The last time Jeanine F. Pirro visited Buffalo, she was a candidate for U.S. Senate saddled with all the problems of a campaign in trouble.
But her visit here Monday was for a new office and was marked by a new outlook. Now the apparent Republican nominee for state attorney general, Pirro is relying on all the themes that won her three terms as Westchester County district attorney and makes a promise most thought she couldn't keep in a potential matchup against Democratic Sen. Hillary Rodham Clinton.
"I'm going to win this thing," she said Monday in an interview with The Buffalo News.
Pirro has never been one to lack confidence. But polls show she's in the hunt against a bevy of potential Democratic opponents this year, and she ticks off a list of crime-fighting objectives she says will make her a winner -- because she's won on them before.
Medicaid fraud, civil confinement for sexual predators and ensuring that local child protective service workers do their jobs are all issues that she knows and wants to highlight as attorney general. After a disastrous Senate effort that never caught on, she now feels supercharged for a campaign on more familiar turf.

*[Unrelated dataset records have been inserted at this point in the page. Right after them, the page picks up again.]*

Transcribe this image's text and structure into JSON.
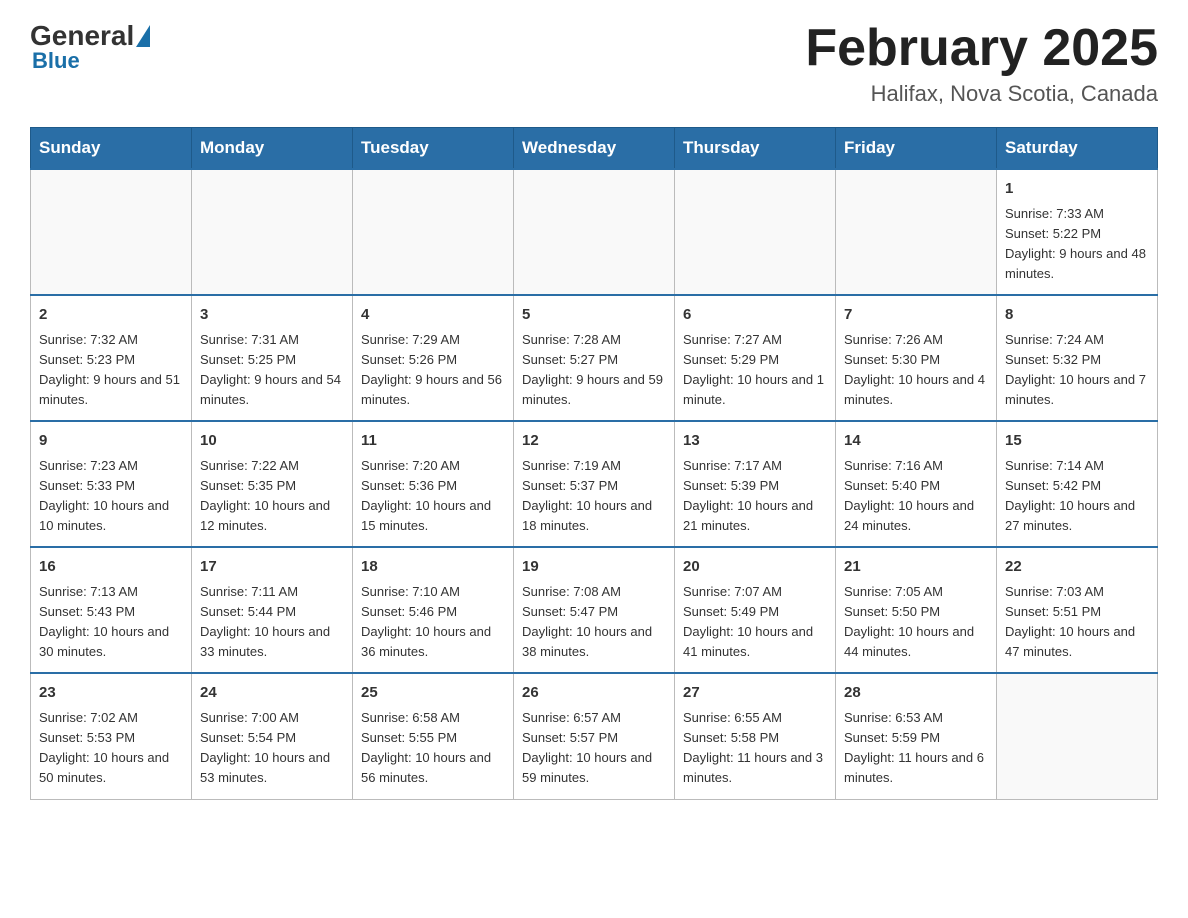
{
  "header": {
    "logo_general": "General",
    "logo_blue": "Blue",
    "month_title": "February 2025",
    "location": "Halifax, Nova Scotia, Canada"
  },
  "days_of_week": [
    "Sunday",
    "Monday",
    "Tuesday",
    "Wednesday",
    "Thursday",
    "Friday",
    "Saturday"
  ],
  "weeks": [
    [
      {
        "day": "",
        "info": ""
      },
      {
        "day": "",
        "info": ""
      },
      {
        "day": "",
        "info": ""
      },
      {
        "day": "",
        "info": ""
      },
      {
        "day": "",
        "info": ""
      },
      {
        "day": "",
        "info": ""
      },
      {
        "day": "1",
        "info": "Sunrise: 7:33 AM\nSunset: 5:22 PM\nDaylight: 9 hours and 48 minutes."
      }
    ],
    [
      {
        "day": "2",
        "info": "Sunrise: 7:32 AM\nSunset: 5:23 PM\nDaylight: 9 hours and 51 minutes."
      },
      {
        "day": "3",
        "info": "Sunrise: 7:31 AM\nSunset: 5:25 PM\nDaylight: 9 hours and 54 minutes."
      },
      {
        "day": "4",
        "info": "Sunrise: 7:29 AM\nSunset: 5:26 PM\nDaylight: 9 hours and 56 minutes."
      },
      {
        "day": "5",
        "info": "Sunrise: 7:28 AM\nSunset: 5:27 PM\nDaylight: 9 hours and 59 minutes."
      },
      {
        "day": "6",
        "info": "Sunrise: 7:27 AM\nSunset: 5:29 PM\nDaylight: 10 hours and 1 minute."
      },
      {
        "day": "7",
        "info": "Sunrise: 7:26 AM\nSunset: 5:30 PM\nDaylight: 10 hours and 4 minutes."
      },
      {
        "day": "8",
        "info": "Sunrise: 7:24 AM\nSunset: 5:32 PM\nDaylight: 10 hours and 7 minutes."
      }
    ],
    [
      {
        "day": "9",
        "info": "Sunrise: 7:23 AM\nSunset: 5:33 PM\nDaylight: 10 hours and 10 minutes."
      },
      {
        "day": "10",
        "info": "Sunrise: 7:22 AM\nSunset: 5:35 PM\nDaylight: 10 hours and 12 minutes."
      },
      {
        "day": "11",
        "info": "Sunrise: 7:20 AM\nSunset: 5:36 PM\nDaylight: 10 hours and 15 minutes."
      },
      {
        "day": "12",
        "info": "Sunrise: 7:19 AM\nSunset: 5:37 PM\nDaylight: 10 hours and 18 minutes."
      },
      {
        "day": "13",
        "info": "Sunrise: 7:17 AM\nSunset: 5:39 PM\nDaylight: 10 hours and 21 minutes."
      },
      {
        "day": "14",
        "info": "Sunrise: 7:16 AM\nSunset: 5:40 PM\nDaylight: 10 hours and 24 minutes."
      },
      {
        "day": "15",
        "info": "Sunrise: 7:14 AM\nSunset: 5:42 PM\nDaylight: 10 hours and 27 minutes."
      }
    ],
    [
      {
        "day": "16",
        "info": "Sunrise: 7:13 AM\nSunset: 5:43 PM\nDaylight: 10 hours and 30 minutes."
      },
      {
        "day": "17",
        "info": "Sunrise: 7:11 AM\nSunset: 5:44 PM\nDaylight: 10 hours and 33 minutes."
      },
      {
        "day": "18",
        "info": "Sunrise: 7:10 AM\nSunset: 5:46 PM\nDaylight: 10 hours and 36 minutes."
      },
      {
        "day": "19",
        "info": "Sunrise: 7:08 AM\nSunset: 5:47 PM\nDaylight: 10 hours and 38 minutes."
      },
      {
        "day": "20",
        "info": "Sunrise: 7:07 AM\nSunset: 5:49 PM\nDaylight: 10 hours and 41 minutes."
      },
      {
        "day": "21",
        "info": "Sunrise: 7:05 AM\nSunset: 5:50 PM\nDaylight: 10 hours and 44 minutes."
      },
      {
        "day": "22",
        "info": "Sunrise: 7:03 AM\nSunset: 5:51 PM\nDaylight: 10 hours and 47 minutes."
      }
    ],
    [
      {
        "day": "23",
        "info": "Sunrise: 7:02 AM\nSunset: 5:53 PM\nDaylight: 10 hours and 50 minutes."
      },
      {
        "day": "24",
        "info": "Sunrise: 7:00 AM\nSunset: 5:54 PM\nDaylight: 10 hours and 53 minutes."
      },
      {
        "day": "25",
        "info": "Sunrise: 6:58 AM\nSunset: 5:55 PM\nDaylight: 10 hours and 56 minutes."
      },
      {
        "day": "26",
        "info": "Sunrise: 6:57 AM\nSunset: 5:57 PM\nDaylight: 10 hours and 59 minutes."
      },
      {
        "day": "27",
        "info": "Sunrise: 6:55 AM\nSunset: 5:58 PM\nDaylight: 11 hours and 3 minutes."
      },
      {
        "day": "28",
        "info": "Sunrise: 6:53 AM\nSunset: 5:59 PM\nDaylight: 11 hours and 6 minutes."
      },
      {
        "day": "",
        "info": ""
      }
    ]
  ]
}
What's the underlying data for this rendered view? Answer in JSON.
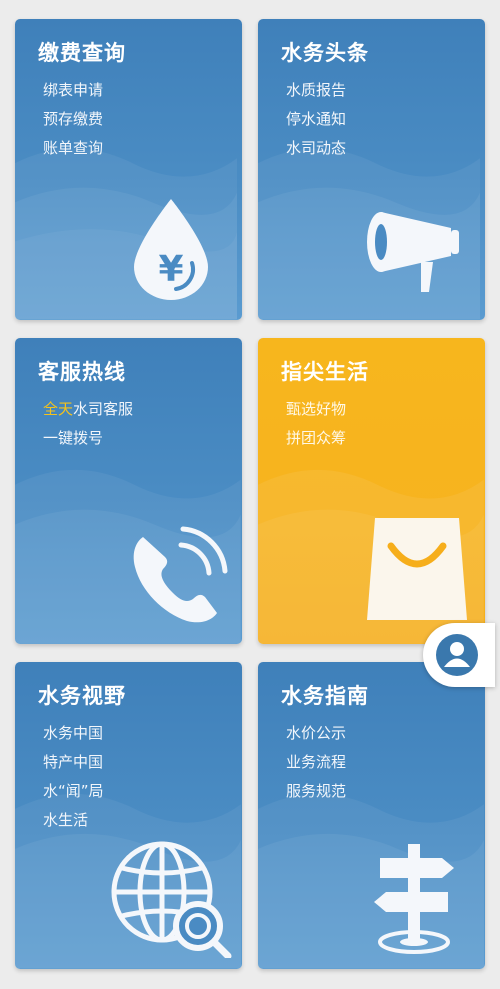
{
  "cards": [
    {
      "title": "缴费查询",
      "links": [
        "绑表申请",
        "预存缴费",
        "账单查询"
      ],
      "icon": "water-drop-yuan-icon"
    },
    {
      "title": "水务头条",
      "links": [
        "水质报告",
        "停水通知",
        "水司动态"
      ],
      "icon": "megaphone-icon"
    },
    {
      "title": "客服热线",
      "links_prefix": "全天",
      "links_rest": "水司客服",
      "links": [
        "一键拨号"
      ],
      "icon": "phone-icon"
    },
    {
      "title": "指尖生活",
      "links": [
        "甄选好物",
        "拼团众筹"
      ],
      "icon": "shopping-bag-icon"
    },
    {
      "title": "水务视野",
      "links": [
        "水务中国",
        "特产中国",
        "水“闻”局",
        "水生活"
      ],
      "icon": "globe-search-icon"
    },
    {
      "title": "水务指南",
      "links": [
        "水价公示",
        "业务流程",
        "服务规范"
      ],
      "icon": "signpost-icon"
    }
  ],
  "fab": {
    "icon": "user-icon"
  },
  "colors": {
    "blue": "#4286c0",
    "yellow": "#f7b31f",
    "highlight": "#f5c21b"
  }
}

"I'm myself," she said Monday. "This is perfectly suited to who I am and how I've been preparing for 30 years."
Pirro was in town to attend a local fund-raising event and reconnect with party leaders after committing to the attorney general race late last year. Part of that effort is to begin conveying a record that saw her expand prosecutorial efforts against pedophiles, prosecute more than 200 corrupt officials and crack down on polluters.
"This is going so well because my experience and background fit this job so well as chief lawyer and law enforcement officer of the State of New York," she said.
While many candidates for attorney general peg curbing Medicaid fraud as a top priority, Pirro says she is already familiar with the software that can easily pinpoint offenders. She said she would not "be critical" of any current lack of Medicaid prosecution but referred to New York Times articles exposing widespread Medicaid fraud.
Pirro said she much prefers the State Senate version of a bill mandating civil confinement of habitual sex offenders, in which a jury decides if such measures are warranted. She pointed to one case she prosecuted in Westchester that she said cried out for such new protections.
"[The suspect] was a ticking time bomb who should not have been out," she said. "We are failing in our most fundamental requirement -- protection of women and children in our society."
Pirro also promises to monitor more closely child protective services on a statewide basis, to "go up one side and down the other" of unscrupulous nursing home operators and crack down on human trafficking of immigrants who become, in effect, sex slaves.
She said she is not yet fully informed on the issues surrounding collection of cigarette taxes on Western New York Indian reservations but promised to address the topic during future campaign stops.